¿Son Los Therian Una Amenaza Real?

Los therian no constituyen una novedad histórica. Aunque para muchos medios de comunicación recientes el fenómeno parece emergente, su presencia documentada en comunidades digitales se remonta a la década de 1990, cuando comenzaron a organizarse foros en línea sobre identidad no humana. La preocupación social actual frente a la posibilidad de que este fenómeno “se expanda” recuerda reacciones similares que en su momento surgieron frente a subculturas como los emos, los hippies o los otakus, percibidas inicialmente como amenazas al orden social. Décadas después, estas identidades juveniles no solo se integraron a la dinámica cultural, sino que algunas incluso consolidaron nichos económicos y culturales propios.

El término therian (o therianthrope) proviene del griego thēríon (bestia) y ánthrōpos (humano), y se refiere a personas que se identifican de manera parcial o integral (en un plano simbólico, espiritual o psicológico) con un animal no humano. Esta identificación no implica necesariamente una creencia literal de transformación física, sino una vivencia subjetiva de afinidad identitaria (Lupa, 2007).

Desde los años noventa, comunidades en línea comenzaron a estructurar discursos sobre esta forma de identidad, diferenciándola de trastornos psiquiátricos. Investigaciones académicas preliminares sugieren que, en la mayoría de los casos, no se trata de un proceso psicopatológico, sino de una construcción identitaria vinculada a dinámicas de pertenencia y autodefinición (Grivell, Clegg & Clegg, 2014).

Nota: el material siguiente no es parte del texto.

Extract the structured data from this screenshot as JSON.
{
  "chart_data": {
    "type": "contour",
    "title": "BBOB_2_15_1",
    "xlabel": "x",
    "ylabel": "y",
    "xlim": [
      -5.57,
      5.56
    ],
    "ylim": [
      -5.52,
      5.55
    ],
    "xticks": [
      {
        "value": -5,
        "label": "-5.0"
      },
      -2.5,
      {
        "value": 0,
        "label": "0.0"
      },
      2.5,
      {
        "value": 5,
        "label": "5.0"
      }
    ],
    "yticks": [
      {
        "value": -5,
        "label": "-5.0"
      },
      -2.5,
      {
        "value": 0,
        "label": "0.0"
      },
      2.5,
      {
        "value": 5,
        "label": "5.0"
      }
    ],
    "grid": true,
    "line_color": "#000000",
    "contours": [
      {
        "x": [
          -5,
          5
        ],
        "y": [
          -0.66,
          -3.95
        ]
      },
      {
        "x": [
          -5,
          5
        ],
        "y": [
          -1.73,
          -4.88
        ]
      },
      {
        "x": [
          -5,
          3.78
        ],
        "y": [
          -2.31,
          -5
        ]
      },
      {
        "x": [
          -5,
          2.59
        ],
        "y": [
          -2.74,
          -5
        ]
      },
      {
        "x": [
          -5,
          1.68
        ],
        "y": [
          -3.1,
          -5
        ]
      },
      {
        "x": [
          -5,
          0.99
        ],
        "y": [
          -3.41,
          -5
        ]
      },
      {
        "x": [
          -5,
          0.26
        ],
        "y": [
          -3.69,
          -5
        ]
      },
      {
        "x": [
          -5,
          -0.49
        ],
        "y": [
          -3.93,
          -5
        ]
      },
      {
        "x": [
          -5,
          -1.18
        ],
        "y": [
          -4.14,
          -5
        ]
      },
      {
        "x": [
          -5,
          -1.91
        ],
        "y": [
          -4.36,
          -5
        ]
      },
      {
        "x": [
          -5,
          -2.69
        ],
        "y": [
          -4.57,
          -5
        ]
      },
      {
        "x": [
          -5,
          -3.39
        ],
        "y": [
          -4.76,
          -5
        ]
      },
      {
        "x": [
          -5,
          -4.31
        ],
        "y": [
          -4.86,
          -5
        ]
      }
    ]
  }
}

Los emos, hippies, otakus y los actuales therian comparten un rasgo fundamental de la condición humana: somos seres gregarios. La necesidad de pertenencia es un elemento constitutivo del desarrollo psicosocial. Tal como lo planteó Erik Erikson, durante la adolescencia y juventud se consolida el proceso de construcción de identidad frente a la confusión de roles, etapa en la que los grupos de referencia cumplen un papel decisivo (Erikson, 1968).

Pertenecemos primero a una familia, luego a un curso escolar y, progresivamente, buscamos comunidades que representen nuestros intereses, valores y afinidades. Este proceso es natural y forma parte del desarrollo humano. La identificación con figuras deportivas, héroes ficticios o artistas musicales también constituye un mecanismo simbólico de afirmación personal.

Desde esta perspectiva, la identificación therian puede entenderse como una forma contemporánea de construcción identitaria, mediada en gran medida por entornos digitales. No necesariamente implica despersonalización o disociación, sino una narrativa simbólica del yo.

La sociedad y en especial la educación no puede limitarse a sancionar o estigmatizar estas expresiones identitarias. Su función debe orientarse a comprender, dialogar y acompañar los procesos de construcción del sujeto. La escuela y la universidad están llamadas a formar pensamiento crítico frente a lo que circula en redes sociales, pero también a promover un enfoque inclusivo que respete la diversidad sin dejar de analizarla rigurosamente.

Educar no significa eliminar las diferencias, sino ofrecer herramientas para comprenderlas, contextualizarlas y reflexionarlas críticamente en el marco de la convivencia democrática.

 

Autor:
Brayan B. Calabria P.   Docente departamento de humanidades. 

Mgtr. Sonnyer Martínez Moreno – Profesor Universidad De La Costa, CUC

Referencias

Erikson, E. H. (1968). Identity: Youth and crisis. W. W. Norton.

Grivell, T., Clegg, H., & Clegg, J. (2014). An interpretative phenomenological analysis of identity in the therian community. Identity: An International Journal of Theory and Research, 14(2), 113–135.

Lupa. (2007). A field guide to otherkin. Immanion Press.